Cargill revenue pulled down by falling beef exports

Cargill, one of the world’s largest agricultural traders, has reported its financial results for the third quarter and the first nine months up to 29 February 2016.

Earnings in its Animal Nutrition and Protein division decreased in the third quarter, due to volatility in the global beef market. Drought-hit cattle supplies in Australia, falling beef exports due to the strong US dollar, coupled with cheaper pork and poultry options at retail level all worked to hold results below last year’s levels.

Overall, Cargill’s third-quarter revenues fell by 11% to $25.2bn reflecting the strength of the US dollar against other currencies, as well as the sale of its pork business to JBS in July 2015. In total, the company reported revenues of $80bn for the nine months to 29 February 2016.

Improvement not expected

With agriculture and energy markets as tough as we’ve seen in a long time, we’re pleased with the gain in earnings achieved this quarter,” said David MacLennan, Cargill’s chairman and chief executive officer.
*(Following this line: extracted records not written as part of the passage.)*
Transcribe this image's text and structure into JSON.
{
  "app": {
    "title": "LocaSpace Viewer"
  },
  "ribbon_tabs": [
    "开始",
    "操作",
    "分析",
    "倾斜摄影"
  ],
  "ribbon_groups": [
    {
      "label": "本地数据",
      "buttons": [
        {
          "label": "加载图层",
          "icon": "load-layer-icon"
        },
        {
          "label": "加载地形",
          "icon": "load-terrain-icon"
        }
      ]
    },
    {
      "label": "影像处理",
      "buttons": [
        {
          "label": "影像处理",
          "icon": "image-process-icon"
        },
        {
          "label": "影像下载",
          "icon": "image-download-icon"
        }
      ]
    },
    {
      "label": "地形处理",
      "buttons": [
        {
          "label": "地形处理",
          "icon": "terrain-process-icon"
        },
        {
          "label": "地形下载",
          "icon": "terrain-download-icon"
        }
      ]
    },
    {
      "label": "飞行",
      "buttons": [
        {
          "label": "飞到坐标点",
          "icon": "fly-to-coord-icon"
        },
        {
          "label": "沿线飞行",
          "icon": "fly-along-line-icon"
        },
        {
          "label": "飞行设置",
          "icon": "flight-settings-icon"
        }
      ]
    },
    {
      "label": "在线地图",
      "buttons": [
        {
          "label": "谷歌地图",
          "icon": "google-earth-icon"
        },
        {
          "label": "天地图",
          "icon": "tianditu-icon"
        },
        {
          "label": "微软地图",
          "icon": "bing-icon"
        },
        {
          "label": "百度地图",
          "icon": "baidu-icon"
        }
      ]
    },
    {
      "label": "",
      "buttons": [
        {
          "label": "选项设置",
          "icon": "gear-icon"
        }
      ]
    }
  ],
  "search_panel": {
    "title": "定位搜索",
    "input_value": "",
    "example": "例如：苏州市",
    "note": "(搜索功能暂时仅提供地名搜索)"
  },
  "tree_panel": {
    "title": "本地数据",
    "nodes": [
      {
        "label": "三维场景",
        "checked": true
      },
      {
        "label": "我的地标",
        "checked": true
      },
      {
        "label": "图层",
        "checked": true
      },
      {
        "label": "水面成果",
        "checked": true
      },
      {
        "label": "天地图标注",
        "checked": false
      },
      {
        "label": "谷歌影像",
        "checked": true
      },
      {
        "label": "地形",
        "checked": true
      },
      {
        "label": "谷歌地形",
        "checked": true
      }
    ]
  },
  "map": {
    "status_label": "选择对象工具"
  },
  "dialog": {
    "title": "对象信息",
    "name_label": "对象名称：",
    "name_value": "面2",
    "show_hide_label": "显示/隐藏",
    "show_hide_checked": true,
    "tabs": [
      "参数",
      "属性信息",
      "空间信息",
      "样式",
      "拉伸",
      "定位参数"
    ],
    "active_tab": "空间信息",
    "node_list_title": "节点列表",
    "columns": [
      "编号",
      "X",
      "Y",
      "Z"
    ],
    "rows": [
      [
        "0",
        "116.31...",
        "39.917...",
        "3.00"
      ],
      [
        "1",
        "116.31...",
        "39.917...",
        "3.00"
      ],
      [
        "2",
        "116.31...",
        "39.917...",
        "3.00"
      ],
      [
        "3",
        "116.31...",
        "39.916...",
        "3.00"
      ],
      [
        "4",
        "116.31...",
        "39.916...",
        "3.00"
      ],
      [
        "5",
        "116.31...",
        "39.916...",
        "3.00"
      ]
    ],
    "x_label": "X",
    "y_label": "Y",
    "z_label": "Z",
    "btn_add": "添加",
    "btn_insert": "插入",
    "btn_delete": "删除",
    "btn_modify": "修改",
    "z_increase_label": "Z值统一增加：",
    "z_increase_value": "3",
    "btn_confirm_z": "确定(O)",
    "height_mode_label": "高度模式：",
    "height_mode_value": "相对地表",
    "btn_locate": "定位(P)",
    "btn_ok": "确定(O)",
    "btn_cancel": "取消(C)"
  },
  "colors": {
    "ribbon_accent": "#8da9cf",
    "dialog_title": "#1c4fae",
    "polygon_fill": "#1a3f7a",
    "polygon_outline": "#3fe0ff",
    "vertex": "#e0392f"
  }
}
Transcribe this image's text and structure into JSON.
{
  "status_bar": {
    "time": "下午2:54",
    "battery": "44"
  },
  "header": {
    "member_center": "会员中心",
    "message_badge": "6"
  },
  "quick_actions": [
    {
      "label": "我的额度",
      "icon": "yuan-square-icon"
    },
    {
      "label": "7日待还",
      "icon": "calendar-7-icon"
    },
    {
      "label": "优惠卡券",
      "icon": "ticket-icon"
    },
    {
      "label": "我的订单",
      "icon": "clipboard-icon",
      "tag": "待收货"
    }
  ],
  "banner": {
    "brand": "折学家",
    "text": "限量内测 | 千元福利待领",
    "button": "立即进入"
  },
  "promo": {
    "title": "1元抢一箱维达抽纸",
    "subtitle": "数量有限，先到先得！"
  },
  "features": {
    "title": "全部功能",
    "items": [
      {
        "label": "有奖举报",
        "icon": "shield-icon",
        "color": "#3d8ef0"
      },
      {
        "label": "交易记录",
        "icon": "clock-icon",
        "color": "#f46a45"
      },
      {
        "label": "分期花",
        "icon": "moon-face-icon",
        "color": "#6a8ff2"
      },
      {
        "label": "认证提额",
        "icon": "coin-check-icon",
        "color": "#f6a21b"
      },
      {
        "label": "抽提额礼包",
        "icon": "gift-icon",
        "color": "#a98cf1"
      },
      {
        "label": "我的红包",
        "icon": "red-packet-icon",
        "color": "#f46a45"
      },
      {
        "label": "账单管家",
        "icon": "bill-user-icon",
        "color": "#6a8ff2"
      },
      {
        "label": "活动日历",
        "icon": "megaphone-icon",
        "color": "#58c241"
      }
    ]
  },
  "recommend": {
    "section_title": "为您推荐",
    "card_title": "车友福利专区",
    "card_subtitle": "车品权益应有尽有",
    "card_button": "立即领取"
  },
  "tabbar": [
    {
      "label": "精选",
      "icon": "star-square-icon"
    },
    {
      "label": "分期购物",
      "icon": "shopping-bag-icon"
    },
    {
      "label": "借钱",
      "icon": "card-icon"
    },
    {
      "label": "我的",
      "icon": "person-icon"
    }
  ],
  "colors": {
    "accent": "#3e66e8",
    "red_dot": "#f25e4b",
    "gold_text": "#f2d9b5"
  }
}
MacLennan also said volatility in agricultural commodities remained low, as a number of harvests had built up global stocks. “Barring weather events, we don’t anticipate a near-term improvement in market conditions for agriculture. In these kinds of cycles – and we’ve been through them before – we focus on the levers under our control.

Other highlights in Cargill’s financial report include an overall rise in adjusted operating earnings. Cargill reported a surge of 13% to $47m in Q3, compared with just $421m when held against data from the same period last year.

Cargill’s nine-month adjusted operating earnings fell by 2% to $1.66bn.

MacLennan also said the company was focused on making the business a more streamlined organisation that was more competitive and efficiently run. “The work we’ve undertaken this year is positioning us to better serve the changing needs of our customers and fulfil our purpose to nourish the world’s people.